Bir kez daha dile getiriyoruz; İstanbul Sözleşmesi, Anayasa’nın 90. maddesi ve 6251 Sayılı Yasa gereğince yasa hükmündedir ve hala yürürlüktedir. Meclis tarafından kabul edilen Sözleşme’nin onayına ilişkin 6251 Sayılı Yasa yürürlüğe girdikten sonra, İstanbul Sözleşmesi başta 6284 sayılı Ailenin Korunması ve Kadına Karşı Şiddetin Önlenmesine Dair Kanun ve 5237 sayılı Türk Ceza Kanunu olmak üzere birçok iç hukuk düzenlemesine etki etmiş ve kendisi de iç hukukun bir parçası haline gelmiştir. Temel insan hakları ile ilgili bu Sözleşme, kadınlar haklarına sahip çıktıkça yaşayacak ve yaşatacaktır. “İstanbul Sözleşmesi yaşatır” bir slogandan daha fazlasıdır; kadınların şiddete boyun eğmeyeceklerinin ve eşitlikten vazgeçmeyeceklerinin ifadesidir.


Siyaset, İstanbul Sözleşmesi yargılama sürecine çeşitli şekillerde müdahale etti, kararın bağımsız ve tarafsız koşullarda verilmesi engellendi

•    İstanbul Sözleşmesi davaları açıldıktan sonra, ilk incelemeyi yapan heyetten 2 üye değiştirildi. Yerlerine biri eski AKP’li belediye hukuk müşaviri olan iki üye atandı. Bu iki üye başkanla birlikte İstanbul Sözleşmesi aleyhine karar verdi.
•    Davalar sürerken “davalı” sıfatını taşıyan Cumhurbaşkanı, Danıştay’ı ziyaret etti.
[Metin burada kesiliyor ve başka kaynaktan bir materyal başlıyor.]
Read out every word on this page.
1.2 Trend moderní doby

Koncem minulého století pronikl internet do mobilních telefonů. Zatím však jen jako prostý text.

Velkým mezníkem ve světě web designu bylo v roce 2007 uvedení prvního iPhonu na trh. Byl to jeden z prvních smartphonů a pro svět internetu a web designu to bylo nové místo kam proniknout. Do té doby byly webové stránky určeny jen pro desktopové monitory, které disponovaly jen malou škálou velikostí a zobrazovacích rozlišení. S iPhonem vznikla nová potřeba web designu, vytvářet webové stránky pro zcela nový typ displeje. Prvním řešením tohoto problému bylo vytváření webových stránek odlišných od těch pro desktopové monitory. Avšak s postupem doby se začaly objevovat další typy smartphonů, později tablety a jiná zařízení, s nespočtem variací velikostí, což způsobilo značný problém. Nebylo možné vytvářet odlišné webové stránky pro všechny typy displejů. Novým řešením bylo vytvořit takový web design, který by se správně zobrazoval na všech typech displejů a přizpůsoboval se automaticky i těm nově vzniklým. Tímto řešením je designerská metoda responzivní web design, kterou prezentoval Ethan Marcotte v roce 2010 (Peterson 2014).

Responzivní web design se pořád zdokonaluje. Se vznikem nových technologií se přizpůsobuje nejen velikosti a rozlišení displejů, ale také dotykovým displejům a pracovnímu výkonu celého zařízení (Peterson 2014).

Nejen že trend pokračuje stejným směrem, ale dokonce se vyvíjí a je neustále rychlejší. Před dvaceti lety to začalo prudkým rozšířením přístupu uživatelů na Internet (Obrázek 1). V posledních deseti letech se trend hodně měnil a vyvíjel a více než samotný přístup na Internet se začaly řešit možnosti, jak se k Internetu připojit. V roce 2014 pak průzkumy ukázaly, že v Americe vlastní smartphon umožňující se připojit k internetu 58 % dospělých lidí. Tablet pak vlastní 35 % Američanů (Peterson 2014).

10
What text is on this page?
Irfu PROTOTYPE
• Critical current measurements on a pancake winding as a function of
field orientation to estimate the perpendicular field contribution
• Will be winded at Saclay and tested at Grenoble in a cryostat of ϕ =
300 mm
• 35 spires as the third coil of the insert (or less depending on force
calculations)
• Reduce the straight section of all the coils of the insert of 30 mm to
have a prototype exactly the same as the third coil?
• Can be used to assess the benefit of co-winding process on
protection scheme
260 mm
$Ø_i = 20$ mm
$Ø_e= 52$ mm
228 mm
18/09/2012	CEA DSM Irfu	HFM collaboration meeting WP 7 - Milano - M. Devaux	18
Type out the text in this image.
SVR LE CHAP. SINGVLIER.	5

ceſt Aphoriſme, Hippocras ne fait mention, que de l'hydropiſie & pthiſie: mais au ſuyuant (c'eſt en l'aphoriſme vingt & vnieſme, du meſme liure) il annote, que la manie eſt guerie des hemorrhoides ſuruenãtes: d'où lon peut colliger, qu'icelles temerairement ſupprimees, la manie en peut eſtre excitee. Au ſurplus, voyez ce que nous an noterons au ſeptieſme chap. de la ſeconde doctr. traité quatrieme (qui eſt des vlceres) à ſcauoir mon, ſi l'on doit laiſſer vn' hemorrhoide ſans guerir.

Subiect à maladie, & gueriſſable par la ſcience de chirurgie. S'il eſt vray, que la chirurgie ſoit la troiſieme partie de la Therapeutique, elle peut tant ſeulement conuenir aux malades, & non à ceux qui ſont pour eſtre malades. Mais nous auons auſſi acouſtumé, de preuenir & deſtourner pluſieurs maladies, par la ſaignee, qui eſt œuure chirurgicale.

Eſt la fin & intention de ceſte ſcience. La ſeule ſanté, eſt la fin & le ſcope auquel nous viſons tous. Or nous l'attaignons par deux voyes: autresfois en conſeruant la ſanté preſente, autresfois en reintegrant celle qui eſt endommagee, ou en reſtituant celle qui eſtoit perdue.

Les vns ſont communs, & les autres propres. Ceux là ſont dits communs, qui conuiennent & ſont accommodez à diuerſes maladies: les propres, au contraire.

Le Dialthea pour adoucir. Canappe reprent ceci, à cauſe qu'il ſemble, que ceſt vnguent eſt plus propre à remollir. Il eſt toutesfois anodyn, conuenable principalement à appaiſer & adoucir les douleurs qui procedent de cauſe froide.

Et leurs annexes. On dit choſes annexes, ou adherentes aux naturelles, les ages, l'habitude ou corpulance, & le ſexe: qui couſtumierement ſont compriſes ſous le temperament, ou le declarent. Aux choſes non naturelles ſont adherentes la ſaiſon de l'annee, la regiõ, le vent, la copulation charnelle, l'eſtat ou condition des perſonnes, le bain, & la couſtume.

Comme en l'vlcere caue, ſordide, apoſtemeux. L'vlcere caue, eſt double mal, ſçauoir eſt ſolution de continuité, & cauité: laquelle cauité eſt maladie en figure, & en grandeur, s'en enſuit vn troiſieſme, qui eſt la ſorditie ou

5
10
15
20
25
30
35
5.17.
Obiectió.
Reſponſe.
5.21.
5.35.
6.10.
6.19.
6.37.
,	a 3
Duruşmalarının yapıldığı Danıştay Konferans Salonu'nda, Danıştay hakim ve savcılarının dinleyici olarak katıldığı bir konuşma yaptı.
•    Davalar sürerken Danıştay’a, Davalı Cumhurbaşkanı bir ve Hâkimler ve Savcılar Kurulu (HSK) üç yeni hakim atadı. Bu yolla hakimler üzerindeki iktidar otoritesi daha da pekiştirildi.
•    Davalar sürerken Davalı Cumhurbaşkanı, Danıştay’ın temyiz mercii olan İdari Dava Daireleri Kurulu’nun (DİDDK) yapısına da müdahale etti. DİDDK üyelerinin görev süresi, 28 Haziran 2022’de yayınlanan Hakimler ve Savcılar Kanunu ile Bazı Kanunlarda Değişiklik Yapılmasına Dair Kanun ile 31 Aralık 2022’den 31 Aralık 2026’ya dek uzatıldı. İstanbul Sözleşmesi ile ilgili yürütmenin durdurulması talebini bu Kurul reddetmişti. Bu görev süresi uzatımı ile, Danıştay 10. Daire’nin kararını temyiz mercii olarak inceleyecek ve son sözü söyleyecek olan DİDDK’nın, Cumhurbaşkanlığı’nın Sözleşme’den çıkış işlemini onaylayan mevcut yapısı korundu ve temyiz itirazlarımızın reddedilmesi garantilenmiş oldu.
•    Çok sayıda iktidar yetkilisi, süren davalara rağmen Cumhurbaşkanı’nın işlemini savunan açıklamalar yaptı, yapmaya devam ediyorlar. Anayasa’nın mahkemelerin bağımsızlığına ilişkin 138. maddesini açıkça ihlal eden bu açıklamalar hakkında hiçbir işlem yapılmadı.
•    Davalar sürerken Davalı Cumhurbaşkanı’nı davada temsil eden iki savunmandan biri, davacıların gözü önünde mahkeme koridorlarında Danıştay 10. Daire Başkanı ile birlikte dolaşıp, sohbet etti. Eşit muamele ilkesi çiğnendi.
•    28 Nisan 2022 ve 23 Haziran 2022 tarihlerindeki duruşmalar öncesinde gerçekleşen davacılara yönelik kolluk şiddetiyle; ifade özgürlüğü, basın özgürlüğü, toplantı ve gösteri yürüyüşü yapma hakkı, anayasal hak arama özgürlüğü ve adil yargılanma hakkını ihlal edildi.
•    İstanbul Sözleşmesi’nden hukuksuz çıkışı ve Danıştay’ın yürütmeyi durdurma talebini red kararını Türkiye’nin her yerinde protesto eden kadınlara ve LGBTİ+’lara karşı yoğun şiddet uygulandı. Kadınlar ve LGBTİ+’lar tartaklanarak gözaltına alındı. Bazı yerlerde kadınlara ağır para cezaları kesildi, disiplin cezaları dahil çok çeşitli yaptırımlar uygulandı.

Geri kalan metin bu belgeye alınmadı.